Rio’s Murowa cut output 61% to avoid tax

[miningmx.com] – FEARS over the effect of mining taxes, and implementation of a new mineral export levy, led to a 61% decline in first quarter diamond production at Rio Tinto’s Murowa mine in Zimbabwe.

The Anglo-Australian group said in a trading update that productivity at its Murowa diamond mine in Zimbabwe had tumbled by as much as 61% to 40,000 carats quarter-on-quarter. Productivity was also 42% lower compared to the December quarter.

“Carats recovered at Murowa were significantly lower than the comparator periods due to a planned plant shutdown to reconfigure the processing plant and a decision to reduce production rates pending confirmation that a new 15% export tax did not apply to Murowa,’ said Rio Tinto in its quarterly statement.

The rationale for the cut in production is so the mine incurs as little additional taxes as possible although Zimbabwe’s Chamber of Mines said the export levy had probably not yet been applied – a view Rio Tinto now tacitly believes.

Although the Zimbabwe government has come out guns blazing over plans to have miners beneficiate minerals in the country, implementation of the regulations has been sketchy. Finance minister, Patrick Chinamasa, said earlier this year a 15% export levy on platinum that is not fully beneficiated would be implemented, however.
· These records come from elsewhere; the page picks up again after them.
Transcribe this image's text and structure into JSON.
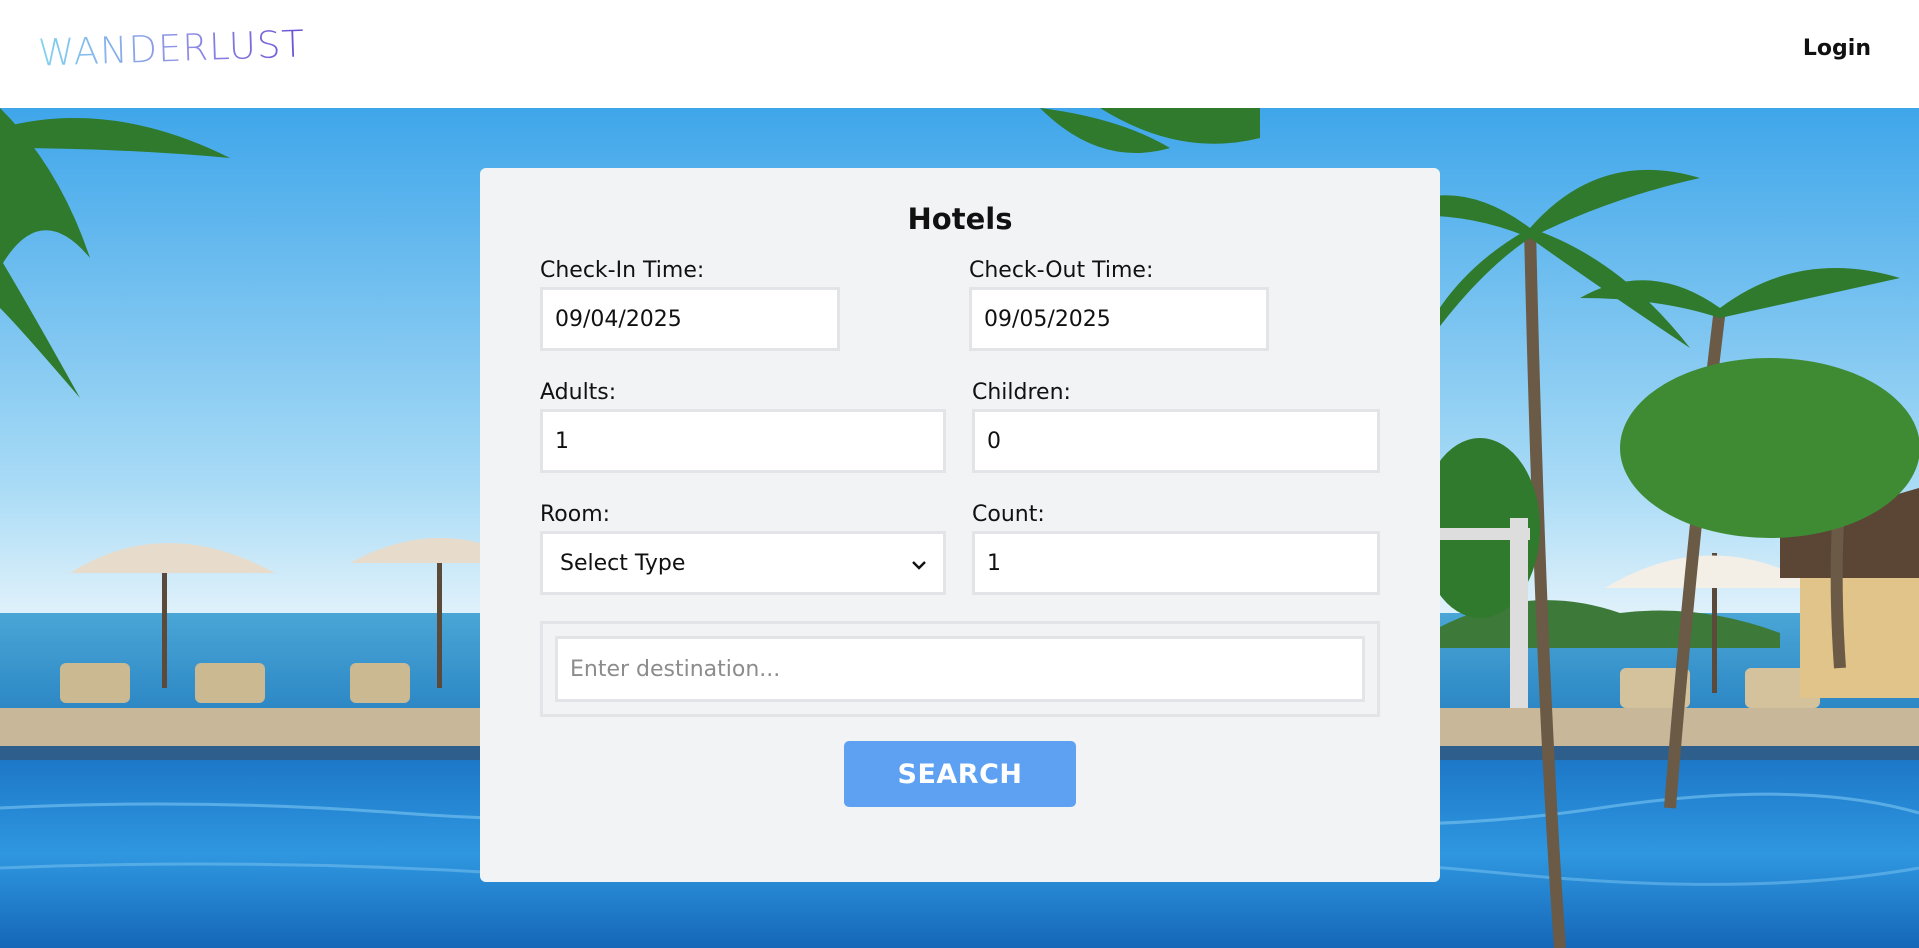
{
  "header": {
    "logo": "WANDERLUST",
    "login_label": "Login"
  },
  "form": {
    "title": "Hotels",
    "check_in_label": "Check-In Time:",
    "check_in_value": "09/04/2025",
    "check_out_label": "Check-Out Time:",
    "check_out_value": "09/05/2025",
    "adults_label": "Adults:",
    "adults_value": "1",
    "children_label": "Children:",
    "children_value": "0",
    "room_label": "Room:",
    "room_selected": "Select Type",
    "count_label": "Count:",
    "count_value": "1",
    "destination_placeholder": "Enter destination...",
    "search_label": "SEARCH"
  },
  "colors": {
    "accent": "#5ea1f2",
    "card_bg": "#f2f3f5",
    "logo_gradient_start": "#7fd3ef",
    "logo_gradient_end": "#6a4fd6"
  },
  "icons": {
    "room_dropdown": "chevron-down-icon"
  }
}
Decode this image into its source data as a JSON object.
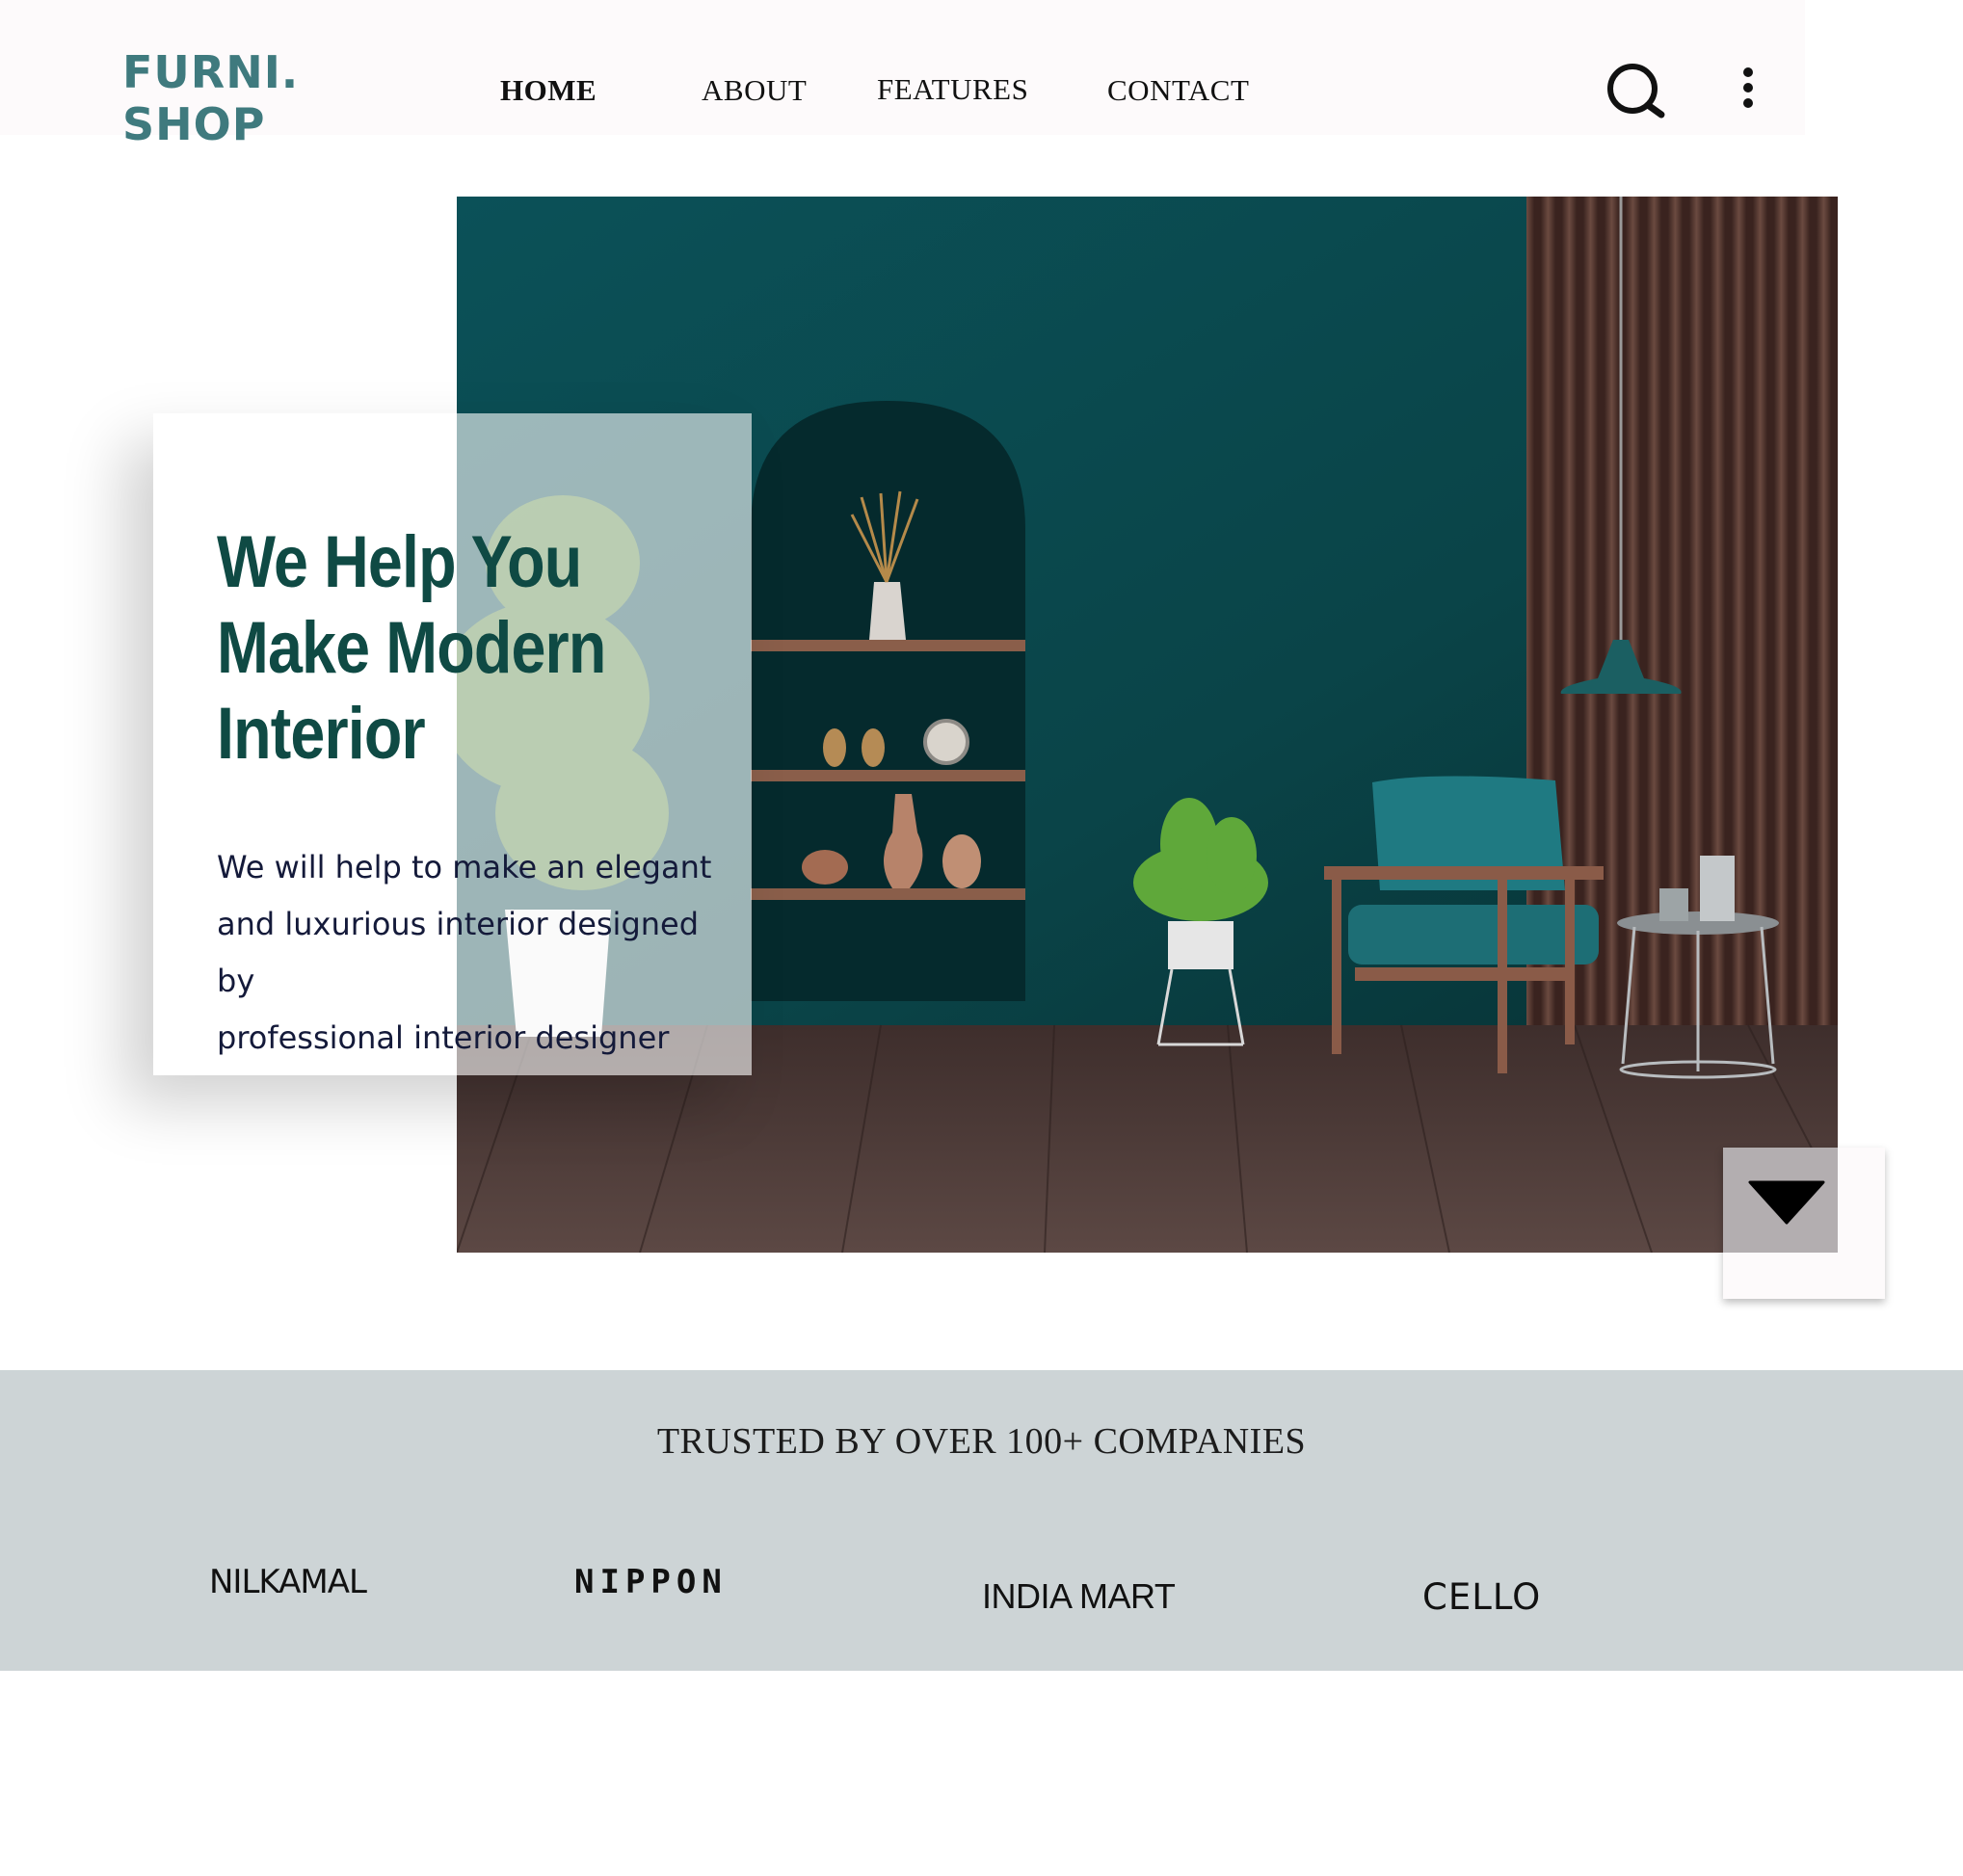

Isaac Kwesu, CEO of Zimbabwe’s Chamber of Mines, said there were indications that the beneficiation levy in diamonds may not have been implemented as yet. “As it is right now … no company has raised the issue with us. Nothing is yet very clear; we haven’t had any (indication) that it has been implemented,’ said Kwesu.

He added that government officials, through the finance and mining ministries, had informed mining companies that they “… are not reverting back’ on the new levy. Kwesu said, however, that “… if there is a company that has been affected, we could have been notified”.

Government officials say the levy will be expanded to include miners of other (non-platinum) minerals, in line with President Robert Mugabe’s ruling Zanu PF party’s local beneficiation drive.

The lack of clarity over implementation of the levy has already had an impact on mining operations and investments in the country. Zimbabwe, which is battling declining productivity in the mining sector, desperately needs foreign direct investment to kick start its struggling economy.